Sadiq Khan Announces New Plans to Boost Connectivity Across London

By Tom Pritchard on at

London Mayor Sadiq Khan has announced a number of new measures to help boost digital connectivity in London, including dealing with areas of poor connectivity (known as 'not-spots') and the appointment of a dedicated Not-Spot troubleshooting team.

Another part of the announcement involved a City Hall summit, dubbed the Digital Connectivity Funding Forum, where London's many local authorities will come together for support applying for the Government’s Digital Infrastructure Funding. The forum will also be discussing the work of the Not-Spot team, and sharing a number of ideas and best practices that councils can follow to boost connectivity in their respective areas.

One of the best known not-spots in London is, of course, the London Underground. There is Wi-Fi in a large number of tube stations, but not on the trains themselves, which leads to travellers being almost completely cut off while in transit. The Mayor of London's Office said that the deadline for full 4G coverage on the underground is 2019, though it's been pointed out that this decision did not come from Khan or TfL.

So the 4G is really for emergency services, and making the coverage available to Tube passengers is just an afterthought.

It was reiterated, however, that the first line that will let commuters access full 4G services is the Elizabeth Line, also known as Crossrail, which is due to start ferrying people around next December.

Khan himself said:

"London is now a leading global tech hub, with thriving start-ups alongside major companies like Facebook, Amazon and Google. But our digital connectivity needs to be improved – internet connectivity is now a key public utility, and it is no surprise that some businesses see poor connectivity as a barrier to growth.

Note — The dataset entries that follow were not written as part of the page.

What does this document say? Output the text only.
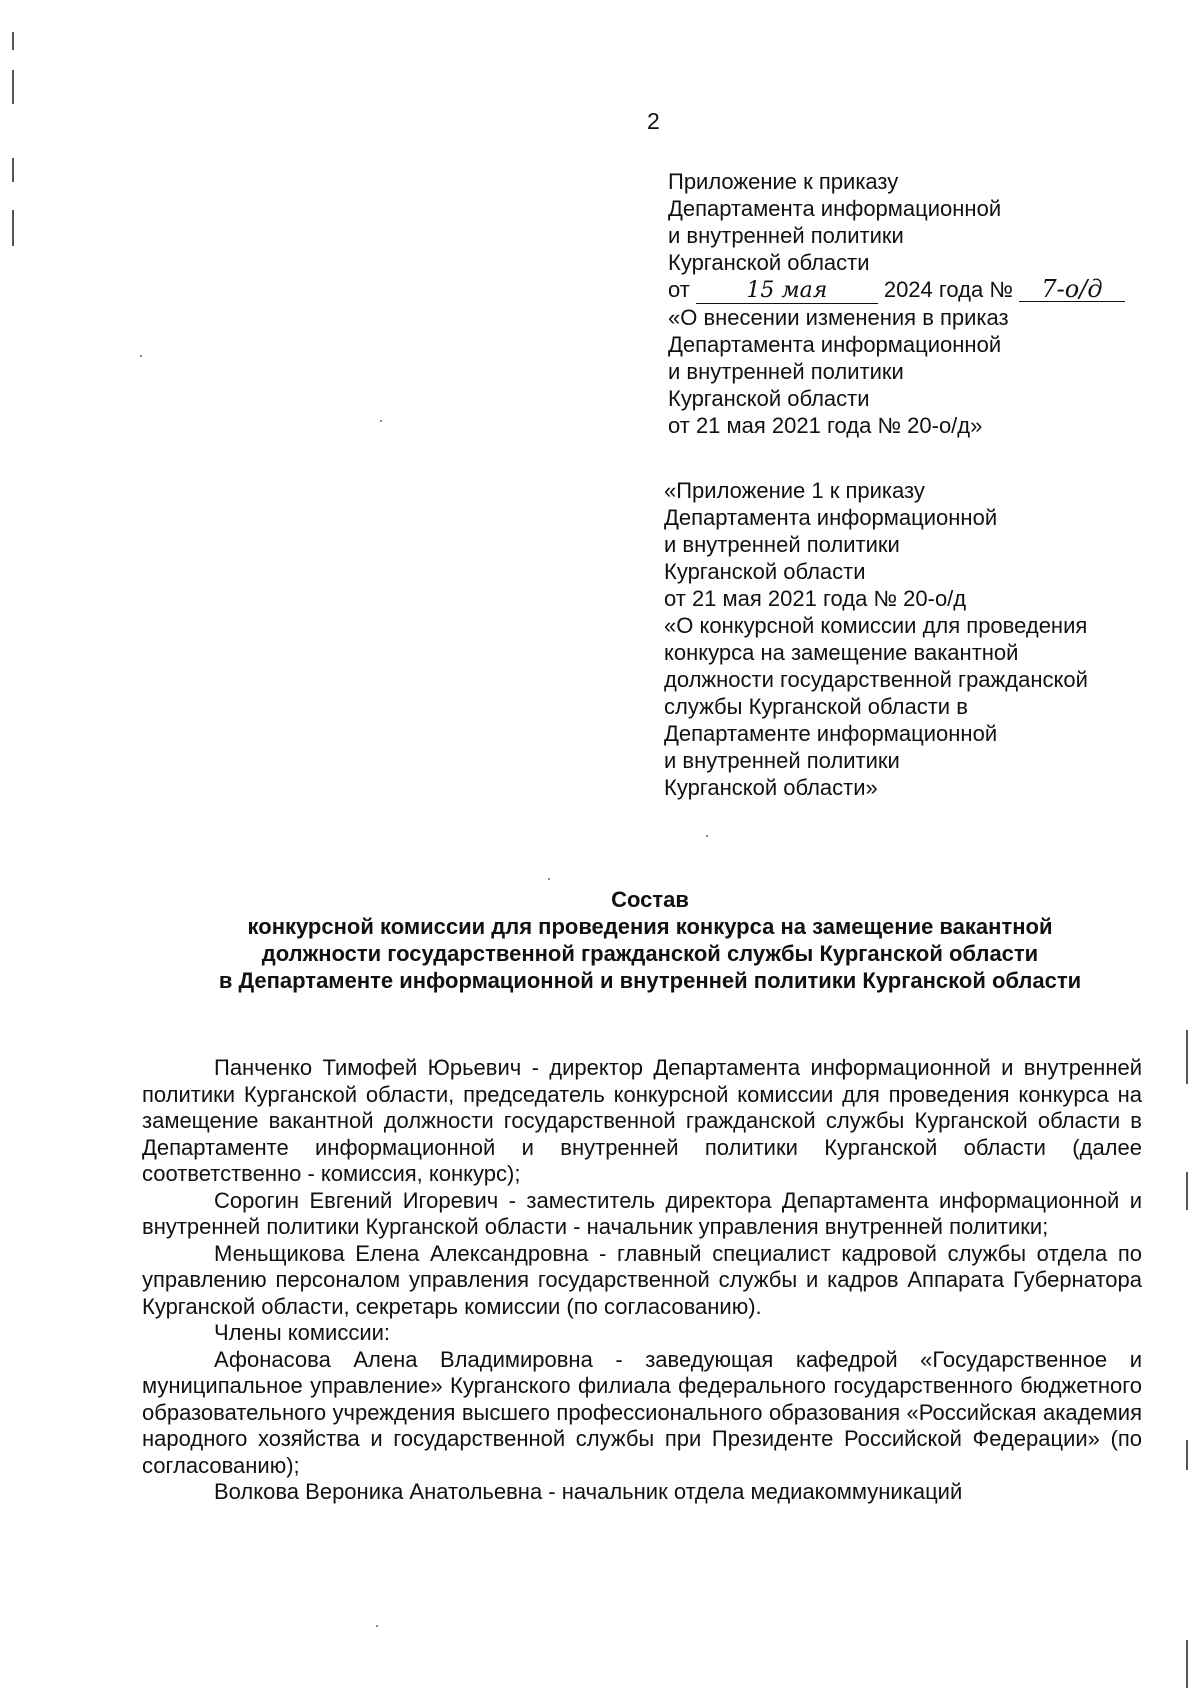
2
Приложение к приказу
Департамента информационной
и внутренней политики
Курганской области
от	15 мая	2024 года № 7-о/д
«О внесении изменения в приказ
Департамента информационной
и внутренней политики
Курганской области
от 21 мая 2021 года № 20-о/д»
«Приложение 1 к приказу
Департамента информационной
и внутренней политики
Курганской области
от 21 мая 2021 года № 20-о/д
«О конкурсной комиссии для проведения
конкурса на замещение вакантной
должности государственной гражданской
службы Курганской области в
Департаменте информационной
и внутренней политики
Курганской области»
Состав
конкурсной комиссии для проведения конкурса на замещение вакантной
должности государственной гражданской службы Курганской области
в Департаменте информационной и внутренней политики Курганской области

Панченко Тимофей Юрьевич - директор Департамента информационной и внутренней политики Курганской области, председатель конкурсной комиссии для проведения конкурса на замещение вакантной должности государственной гражданской службы Курганской области в Департаменте информационной и внутренней политики Курганской области (далее соответственно - комиссия, конкурс);

Сорогин Евгений Игоревич - заместитель директора Департамента информационной и внутренней политики Курганской области - начальник управления внутренней политики;

Меньщикова Елена Александровна - главный специалист кадровой службы отдела по управлению персоналом управления государственной службы и кадров Аппарата Губернатора Курганской области, секретарь комиссии (по согласованию).

Члены комиссии:

Афонасова Алена Владимировна - заведующая кафедрой «Государственное и муниципальное управление» Курганского филиала федерального государственного бюджетного образовательного учреждения высшего профессионального образования «Российская академия народного хозяйства и государственной службы при Президенте Российской Федерации» (по согласованию);

Волкова Вероника Анатольевна - начальник отдела медиакоммуникаций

If we are to remain competitive in the global economy, we need to ensure every Londoner is able to access a fast and reliable digital connection. That means working to boost connectivity across London – tackling not-spots, delivering connectivity in the London Underground and working with local authorities to provide digital infrastructure fitting of a global tech hub."

But now that they're taking care of London, it would be great if the powers that be could hurry along the connectivity improvements in the rest of the country. Especially along major train lines, because I'm sick of having to choose between amusing myself and paying too much money for shite wi-fi.